The bearded, long-haired Manson finally agreed to discuss with a court-appointed attorney the pros and cons of defending himself against the charges stemming from the slayings of actress Sharon Tate and six other persons.
Superior Court Judge William B. Keene appointed Joseph A. Ball, a former state bar president, to confer with Manson today and discuss the defendant’s intention of representing himself. Ball, the court emphasized, would not seek to represent Manson at his murder trial.
Manson, 35, his left hand frequently stroking his beard, said at one point:
“I don’t want to fight with the judge. I do believe his interest in me is in his mind believe he’s sincere.”
Manson was ordered held without bail and to be returned to court tomorrow for further proceedings.
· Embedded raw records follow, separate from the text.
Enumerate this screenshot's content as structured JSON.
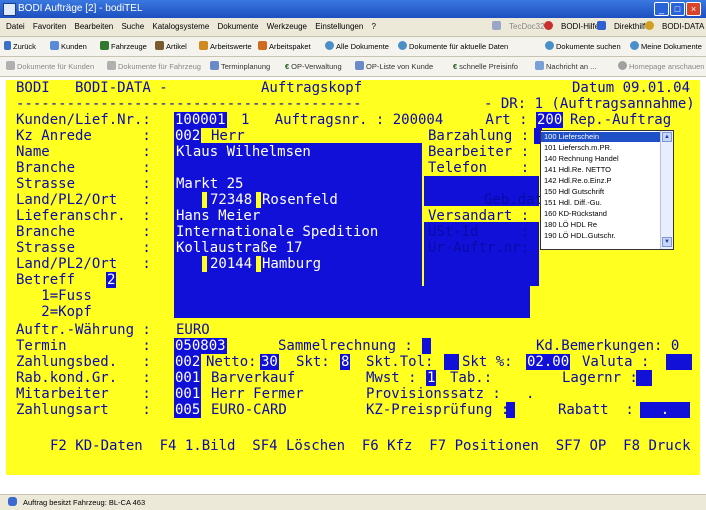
{
  "window": {
    "title": "BODI Aufträge [2] - bodiTEL"
  },
  "menubar": {
    "items": [
      "Datei",
      "Favoriten",
      "Bearbeiten",
      "Suche",
      "Katalogsysteme",
      "Dokumente",
      "Werkzeuge",
      "Einstellungen",
      "?"
    ],
    "right_items": [
      "TecDoc32",
      "BODI-Hilfe",
      "Direkthilfe",
      "BODI-DATA im Internet"
    ]
  },
  "toolbar1": {
    "items": [
      "Zurück",
      "Kunden",
      "Fahrzeuge",
      "Artikel",
      "Arbeitswerte",
      "Arbeitspaket",
      "Alle Dokumente",
      "Dokumente für aktuelle Daten",
      "Dokumente suchen",
      "Meine Dokumente"
    ]
  },
  "toolbar2": {
    "items": [
      "Dokumente für Kunden",
      "Dokumente für Fahrzeug",
      "Terminplanung",
      "OP-Verwaltung",
      "OP-Liste von Kunde",
      "schnelle Preisinfo",
      "Nachricht an ...",
      "Homepage anschauen"
    ]
  },
  "terminal": {
    "line1": {
      "left": "BODI   BODI-DATA -",
      "title": "Auftragskopf",
      "date": "Datum 09.01.04"
    },
    "line2": {
      "dashes": "-----------------------------------------",
      "dr": "- DR: 1 (Auftragsannahme)"
    },
    "line3": {
      "label": "Kunden/Lief.Nr.:",
      "kunde": "100001",
      "rest": "1   Auftragsnr. : 200004     Art :",
      "art": "200",
      "artname": "Rep.-Auftrag"
    },
    "line4": {
      "label": "Kz Anrede      :",
      "code": "002",
      "value": "Herr",
      "right_label": "Barzahlung :"
    },
    "line5": {
      "label": "Name           :",
      "value": "Klaus Wilhelmsen",
      "right_label": "Bearbeiter :"
    },
    "line6": {
      "label": "Branche        :",
      "right_label": "Telefon    :"
    },
    "line7": {
      "label": "Strasse        :",
      "value": "Markt 25"
    },
    "line8": {
      "label": "Land/PL2/Ort   :",
      "plz": "72348",
      "ort": "Rosenfeld",
      "right_label": "Geb.datum"
    },
    "line9": {
      "label": "Lieferanschr.  :",
      "value": "Hans Meier",
      "right_label": "Versandart :"
    },
    "line10": {
      "label": "Branche        :",
      "value": "Internationale Spedition",
      "right_label": "USt-Id     :"
    },
    "line11": {
      "label": "Strasse        :",
      "value": "Kollaustraße 17",
      "right_label": "Ur-Auftr.nr:"
    },
    "line12": {
      "label": "Land/PL2/Ort   :",
      "plz": "20144",
      "ort": "Hamburg"
    },
    "line13": {
      "label": "Betreff",
      "code": "2"
    },
    "line14": {
      "text": "   1=Fuss"
    },
    "line15": {
      "text": "   2=Kopf"
    },
    "line16": {
      "label": "Auftr.-Währung :",
      "value": "EURO"
    },
    "line17": {
      "label": "Termin         :",
      "value": "050803",
      "sammel": "Sammelrechnung :",
      "kd_bem": "Kd.Bemerkungen: 0"
    },
    "line18": {
      "label": "Zahlungsbed.   :",
      "code": "002",
      "netto_label": "Netto:",
      "netto": "30",
      "skt_label": "Skt:",
      "skt": "8",
      "skttol_label": "Skt.Tol:",
      "sktpct_label": "Skt %:",
      "sktpct": "02.00",
      "valuta_label": "Valuta :"
    },
    "line19": {
      "label": "Rab.kond.Gr.   :",
      "code": "001",
      "value": "Barverkauf",
      "mwst_label": "Mwst :",
      "mwst": "1",
      "tab_label": "Tab.:",
      "lager_label": "Lagernr :"
    },
    "line20": {
      "label": "Mitarbeiter    :",
      "code": "001",
      "value": "Herr Fermer",
      "prov_label": "Provisionssatz :",
      "prov": "."
    },
    "line21": {
      "label": "Zahlungsart    :",
      "code": "005",
      "value": "EURO-CARD",
      "kz_label": "KZ-Preisprüfung :",
      "rabatt_label": "Rabatt  :",
      "rabatt": "."
    },
    "fkeys": "F2 KD-Daten  F4 1.Bild  SF4 Löschen  F6 Kfz  F7 Positionen  SF7 OP  F8 Druck"
  },
  "art_dropdown": {
    "options": [
      "100 Lieferschein",
      "101 Liefersch.m.PR.",
      "140 Rechnung Handel",
      "141 Hdl.Re. NETTO",
      "142 Hdl.Re.o.Einz.P",
      "150 Hdl Gutschrift",
      "151 Hdl. Diff.-Gu.",
      "160 KD-Rückstand",
      "180 LÖ HDL Re",
      "190 LÖ HDL.Gutschr."
    ],
    "selected_index": 0
  },
  "statusbar": {
    "text": "Auftrag besitzt Fahrzeug: BL-CA 463"
  }
}
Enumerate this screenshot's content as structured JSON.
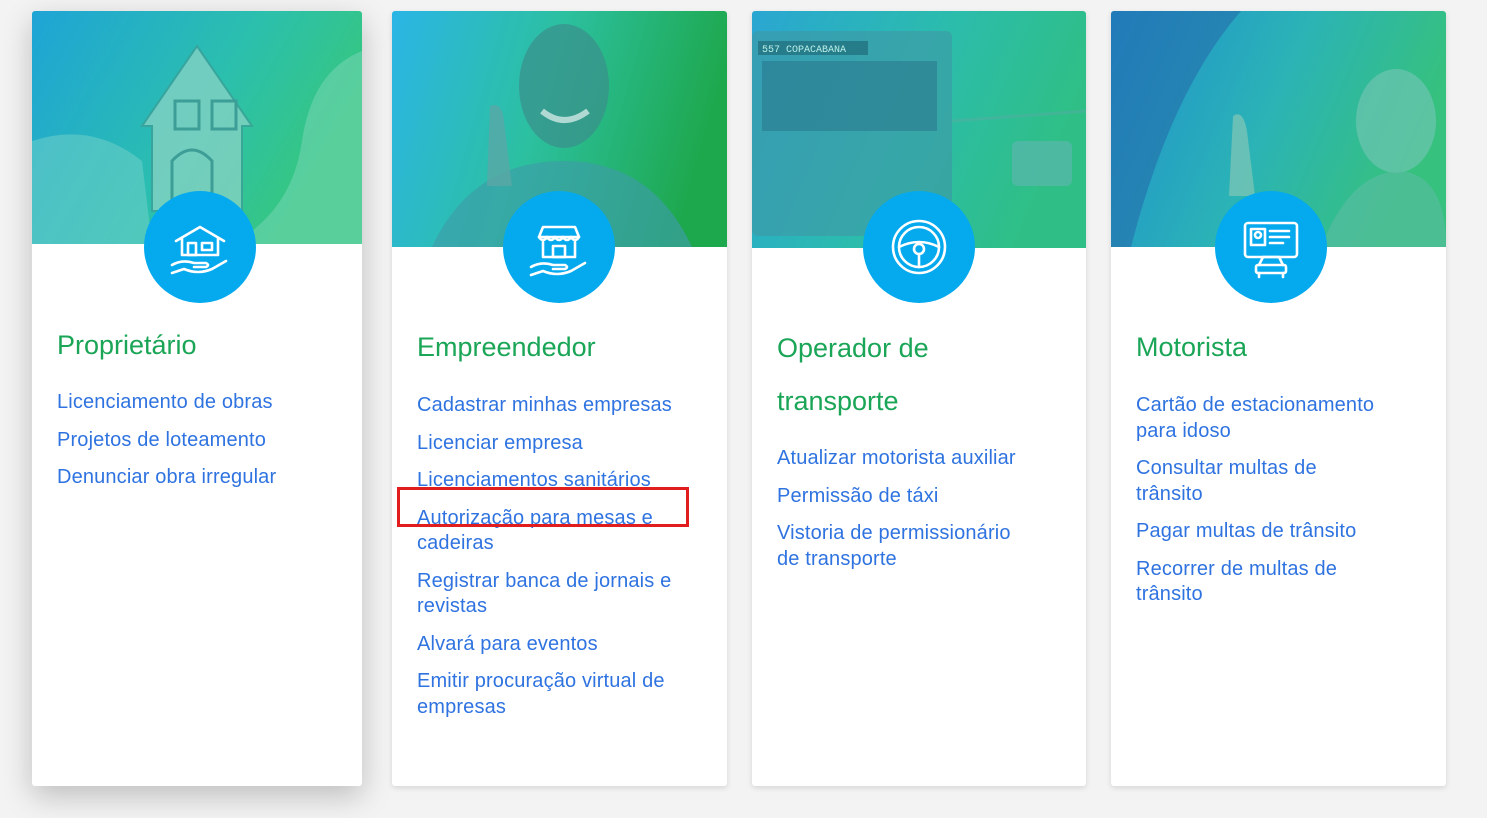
{
  "cards": [
    {
      "title": "Proprietário",
      "icon": "house-in-hand-icon",
      "image": "house-in-hands-photo",
      "links": [
        "Licenciamento de obras",
        "Projetos de loteamento",
        "Denunciar obra irregular"
      ]
    },
    {
      "title": "Empreendedor",
      "icon": "store-in-hand-icon",
      "image": "man-thumbs-up-photo",
      "links": [
        "Cadastrar minhas empresas",
        "Licenciar empresa",
        "Licenciamentos sanitários",
        "Autorização para mesas e cadeiras",
        "Registrar banca de jornais e revistas",
        "Alvará para eventos",
        "Emitir procuração virtual de empresas"
      ]
    },
    {
      "title": "Operador de transporte",
      "icon": "steering-wheel-icon",
      "image": "bus-photo",
      "links": [
        "Atualizar motorista auxiliar",
        "Permissão de táxi",
        "Vistoria de permissionário de transporte"
      ]
    },
    {
      "title": "Motorista",
      "icon": "driver-license-car-icon",
      "image": "woman-in-car-photo",
      "links": [
        "Cartão de estacionamento para idoso",
        "Consultar multas de trânsito",
        "Pagar multas de trânsito",
        "Recorrer de multas de trânsito"
      ]
    }
  ],
  "bus_sign": "557 COPACABANA",
  "colors": {
    "accent": "#05a9ee",
    "title_green": "#1aa557",
    "link_blue": "#2f73e0",
    "highlight_red": "#e11d1d"
  }
}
“You have the right to represent yourself if you fully comprehend the consequences of acting as your own attorney,” Keene said near the end of the 30-minute hearing.
Two young women, members of the weird “Manson Family,” appeared in court before Manson. There was no direct confrontation.
Linda Kasabian, 20, was granted a continuance until Jan. 6 to enter a plea to seven counts of murder to give her new attorney time to familiarize himself with the case.